I wonder why sony would not include int8 on the PS5 if it helps this much with A.i reconstruction.
Depending on the development cycle for some IP blocks, certain features would need to be "back-ported".
Not in all cases this can be easily done, since it can lead to a whole slew of necessary adjustments.
My assumption would be that it was not part of the original plan and later on Sony decided against the necessary effort to include it in the later development cycle.
My only real positive sort of thought - a 'hope', if you will - is that it's generally been demonstrated that the frame time required for a DLSS pass, is dependent on the output resolution, not the input resolution (for the most part). And we've seen that DLSS can make surprisingly good reconstructed imagery from very low resolutions. So that, if you have a game with a very high render load, and your GPU is some integrated thing (maybe an RDNA2 integrated thing, like the Deck's APU), you could push the resolution way down to get some of that frame time back, and let the slower, shader-core reconstruction process work - for, hopefully, decent image quality at a decent framerate that you wouldn't otherwise get.
There are also quality compromises which can be used.
The DLSS performance setting is also doing an admirable job.
Even a Vega card supported it. Maybe SONY couldn't wait for RDNA2 to be finish, but some AMD GPU have been sopporting this feature since before RDNA1.
Why wouldn't SONY want to include? It doesn't even make the APU bigger.
Vega20 though was based on a proven microarchitecture, specifically targeting the market from HPC to ML inferencing.
For some reasons, DP4a/DP8a support was apparently not included at the beginning of the RDNA development cycle.
MS did state that the ML acceleration comes at a "very small area cost".
Going by Navi14 vs. Navi10, the SIMD units appear to be ~10% larger on N14 vs.
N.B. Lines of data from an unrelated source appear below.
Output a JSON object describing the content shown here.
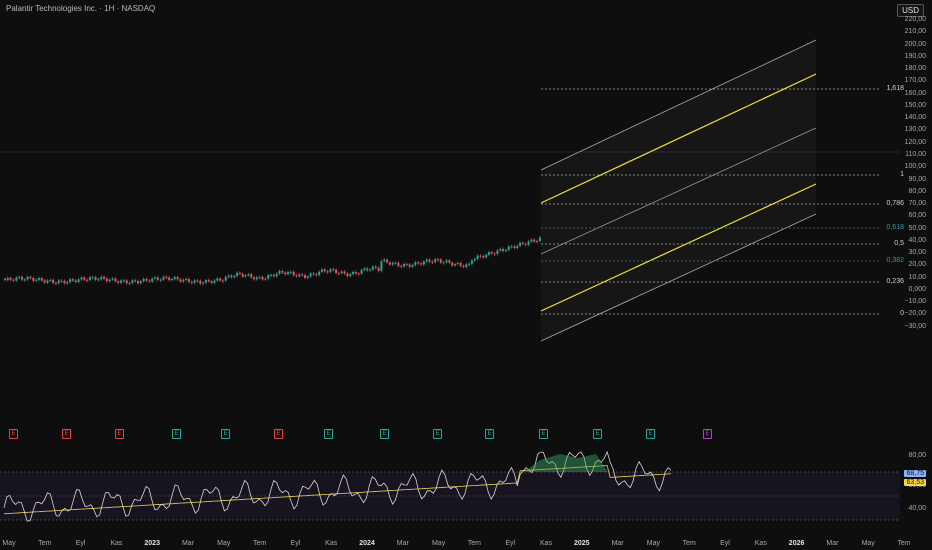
{
  "header": {
    "title": "Palantir Technologies Inc. · 1H · NASDAQ",
    "currency": "USD"
  },
  "price_axis": [
    "220,00",
    "210,00",
    "200,00",
    "190,00",
    "180,00",
    "170,00",
    "160,00",
    "150,00",
    "140,00",
    "130,00",
    "120,00",
    "110,00",
    "100,00",
    "90,00",
    "80,00",
    "70,00",
    "60,00",
    "50,00",
    "40,00",
    "30,00",
    "20,00",
    "10,00",
    "0,000",
    "−10,00",
    "−20,00",
    "−30,00"
  ],
  "fib_levels": [
    {
      "label": "1,618",
      "color": "#d0d0d0"
    },
    {
      "label": "1",
      "color": "#d0d0d0"
    },
    {
      "label": "0,786",
      "color": "#d0d0d0"
    },
    {
      "label": "0,618",
      "color": "#2a9da8"
    },
    {
      "label": "0,5",
      "color": "#d0d0d0"
    },
    {
      "label": "0,382",
      "color": "#2a9da8"
    },
    {
      "label": "0,236",
      "color": "#d0d0d0"
    },
    {
      "label": "0",
      "color": "#d0d0d0"
    }
  ],
  "events": [
    {
      "label": "E",
      "color": "#e04545"
    },
    {
      "label": "E",
      "color": "#e04545"
    },
    {
      "label": "E",
      "color": "#e04545"
    },
    {
      "label": "E",
      "color": "#26a69a"
    },
    {
      "label": "E",
      "color": "#26a69a"
    },
    {
      "label": "E",
      "color": "#e04545"
    },
    {
      "label": "E",
      "color": "#26a69a"
    },
    {
      "label": "E",
      "color": "#26a69a"
    },
    {
      "label": "E",
      "color": "#26a69a"
    },
    {
      "label": "E",
      "color": "#26a69a"
    },
    {
      "label": "E",
      "color": "#26a69a"
    },
    {
      "label": "E",
      "color": "#26a69a"
    },
    {
      "label": "E",
      "color": "#26a69a"
    },
    {
      "label": "E",
      "color": "#b040d0"
    }
  ],
  "rsi": {
    "axis": [
      "80,00",
      "60,00",
      "40,00"
    ],
    "value": "68,75",
    "ma_value": "63,53",
    "value_color": "#8ab4f8",
    "ma_color": "#f5d742"
  },
  "time_axis": [
    {
      "label": "May",
      "bold": false
    },
    {
      "label": "Tem",
      "bold": false
    },
    {
      "label": "Eyl",
      "bold": false
    },
    {
      "label": "Kas",
      "bold": false
    },
    {
      "label": "2023",
      "bold": true
    },
    {
      "label": "Mar",
      "bold": false
    },
    {
      "label": "May",
      "bold": false
    },
    {
      "label": "Tem",
      "bold": false
    },
    {
      "label": "Eyl",
      "bold": false
    },
    {
      "label": "Kas",
      "bold": false
    },
    {
      "label": "2024",
      "bold": true
    },
    {
      "label": "Mar",
      "bold": false
    },
    {
      "label": "May",
      "bold": false
    },
    {
      "label": "Tem",
      "bold": false
    },
    {
      "label": "Eyl",
      "bold": false
    },
    {
      "label": "Kas",
      "bold": false
    },
    {
      "label": "2025",
      "bold": true
    },
    {
      "label": "Mar",
      "bold": false
    },
    {
      "label": "May",
      "bold": false
    },
    {
      "label": "Tem",
      "bold": false
    },
    {
      "label": "Eyl",
      "bold": false
    },
    {
      "label": "Kas",
      "bold": false
    },
    {
      "label": "2026",
      "bold": true
    },
    {
      "label": "Mar",
      "bold": false
    },
    {
      "label": "May",
      "bold": false
    },
    {
      "label": "Tem",
      "bold": false
    }
  ],
  "colors": {
    "up": "#26a69a",
    "down": "#ef5350",
    "channel_mid": "#f0e040",
    "channel_outer": "#cfcfcf",
    "rsi_line": "#d8d8d8",
    "rsi_ma": "#d4c34a"
  }
}
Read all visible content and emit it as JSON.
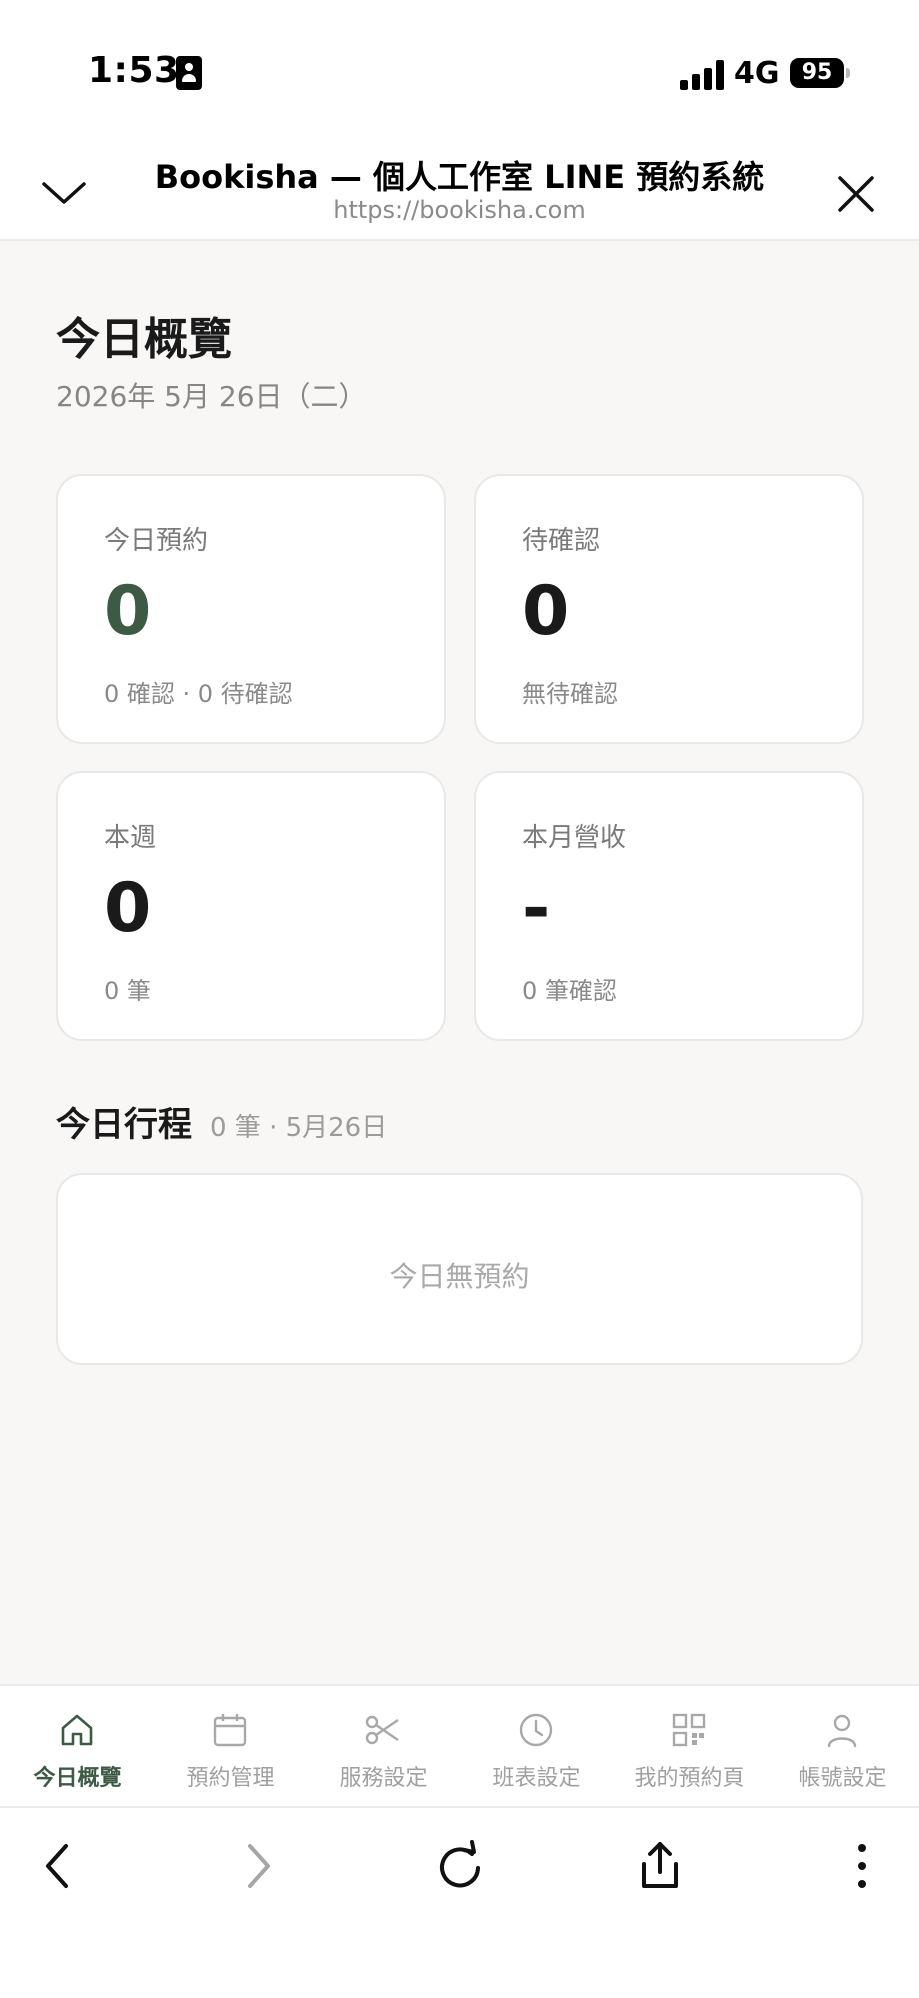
{
  "status_bar": {
    "time": "1:53",
    "network": "4G",
    "battery": "95"
  },
  "browser_header": {
    "title": "Bookisha — 個人工作室 LINE 預約系統",
    "url": "https://bookisha.com"
  },
  "overview": {
    "title": "今日概覽",
    "date": "2026年 5月 26日（二）"
  },
  "cards": [
    {
      "label": "今日預約",
      "value": "0",
      "sub": "0 確認 · 0 待確認"
    },
    {
      "label": "待確認",
      "value": "0",
      "sub": "無待確認"
    },
    {
      "label": "本週",
      "value": "0",
      "sub": "0 筆"
    },
    {
      "label": "本月營收",
      "value": "-",
      "sub": "0 筆確認"
    }
  ],
  "schedule": {
    "title": "今日行程",
    "meta": "0 筆 · 5月26日",
    "empty_text": "今日無預約"
  },
  "bottom_nav": [
    {
      "label": "今日概覽",
      "icon": "home-icon",
      "active": true
    },
    {
      "label": "預約管理",
      "icon": "calendar-icon",
      "active": false
    },
    {
      "label": "服務設定",
      "icon": "scissors-icon",
      "active": false
    },
    {
      "label": "班表設定",
      "icon": "clock-icon",
      "active": false
    },
    {
      "label": "我的預約頁",
      "icon": "qr-code-icon",
      "active": false
    },
    {
      "label": "帳號設定",
      "icon": "user-icon",
      "active": false
    }
  ],
  "toolbar_icons": [
    "back-arrow-icon",
    "forward-arrow-icon",
    "reload-icon",
    "share-icon",
    "more-vertical-icon"
  ],
  "colors": {
    "accent": "#3d5a45",
    "background": "#f8f7f5",
    "card_border": "#e9e8e5",
    "muted_text": "#8a8a8a"
  }
}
N10, though there is always some room for the area footprint.
The total WGP size on N14 is more like 4% larger in comparison to N10.
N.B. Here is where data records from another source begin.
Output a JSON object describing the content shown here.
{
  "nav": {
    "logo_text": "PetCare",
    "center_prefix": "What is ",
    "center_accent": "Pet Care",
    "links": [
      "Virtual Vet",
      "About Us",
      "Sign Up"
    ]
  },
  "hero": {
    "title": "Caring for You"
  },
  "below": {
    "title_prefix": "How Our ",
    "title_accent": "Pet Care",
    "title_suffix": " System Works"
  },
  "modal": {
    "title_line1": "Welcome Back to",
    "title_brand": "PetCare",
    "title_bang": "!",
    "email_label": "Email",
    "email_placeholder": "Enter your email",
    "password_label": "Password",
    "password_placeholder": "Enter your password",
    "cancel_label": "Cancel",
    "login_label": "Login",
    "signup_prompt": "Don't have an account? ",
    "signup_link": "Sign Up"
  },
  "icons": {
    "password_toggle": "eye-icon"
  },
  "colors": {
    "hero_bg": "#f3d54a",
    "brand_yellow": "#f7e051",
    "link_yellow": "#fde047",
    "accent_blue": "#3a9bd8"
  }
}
This area size difference might not fully come from the DP4/DP8 support, but to some extent.
I know you know alot about GPUs, but I have ask what makes you think Cyan Skillfish is the PS5.
The PS5's (Ariel) GPU is already codenamed Oberon with DCN 3.0 and has an RDNA 2 core.
The
patches posted for enabling Cyan Skillfish display support, add Display Core Next 2.01 display engine support and is RDNA 1.
You quoted the main paragraph why I think that Cyan Skillfish is using the same tech.
How do you know that Oberon is using DCN3.0 and not DCN2.0.1?
The same github leak that showed no raytracing support on the PS5 and used significantly lower GPU and CPU clocks?
Is there any proof that the 2018 leak of project Oberon wasn't simply using a custom RX 5700 with different GDDR6 chips, together with e.g. a Ryzen 2700 for early development?
_____
I guess you meant TAA
U, but it should be noted that there's no such thing as standard temporal reconstruction, as the implementations have been evolving a lot through time.
For example, UE5's TSR already shows better quality at 2.3x less pixels (see
720p TSR vs. 1080p), whereas an older temporal upsampling used by Bluepoint in Demon's Souls 2020 shows similar but lower quality between native 4K (quality mode) and 2.3x less pixels (1440p + temporal upsampling in performance mode).
[ cut the rest of quote because it triggers a posting error]
The github test cases were from AMD and explicitly mentioned Ariel, which has a different device ID than Navi10.
__
I just generalized the current temporal AA methods as TAA, meaning without being based on trained weights from a neural network.
As you said, there are of course many quality differences beween the implementations.
Depending on how good there are, XeSS with relatively slow hardawre acceleration might be the worse option.
Bascially all TAA implementations are using motion vectors to correctly blend the information of objects between frames, that was already the case with the first TAA implementation in UE4 (HIGH-QUALITY TEMPORAL SUPERSAMPLING):
http://advances.realtimerendering.com/s2014/
That information has to be supplied to DLSS/XeSS to achieve correct results, that's why DLSS/XeSS integration is also relatively easy for modern games, since most of them are already using TAA with motion vectors.
Let's see how close TSR comes to DLSS in practise and how well XeSS works (and with the DP4a path).
It could turn out like you said, without a real need to add matrix engines, if for the same area budget you can get better pay-offs.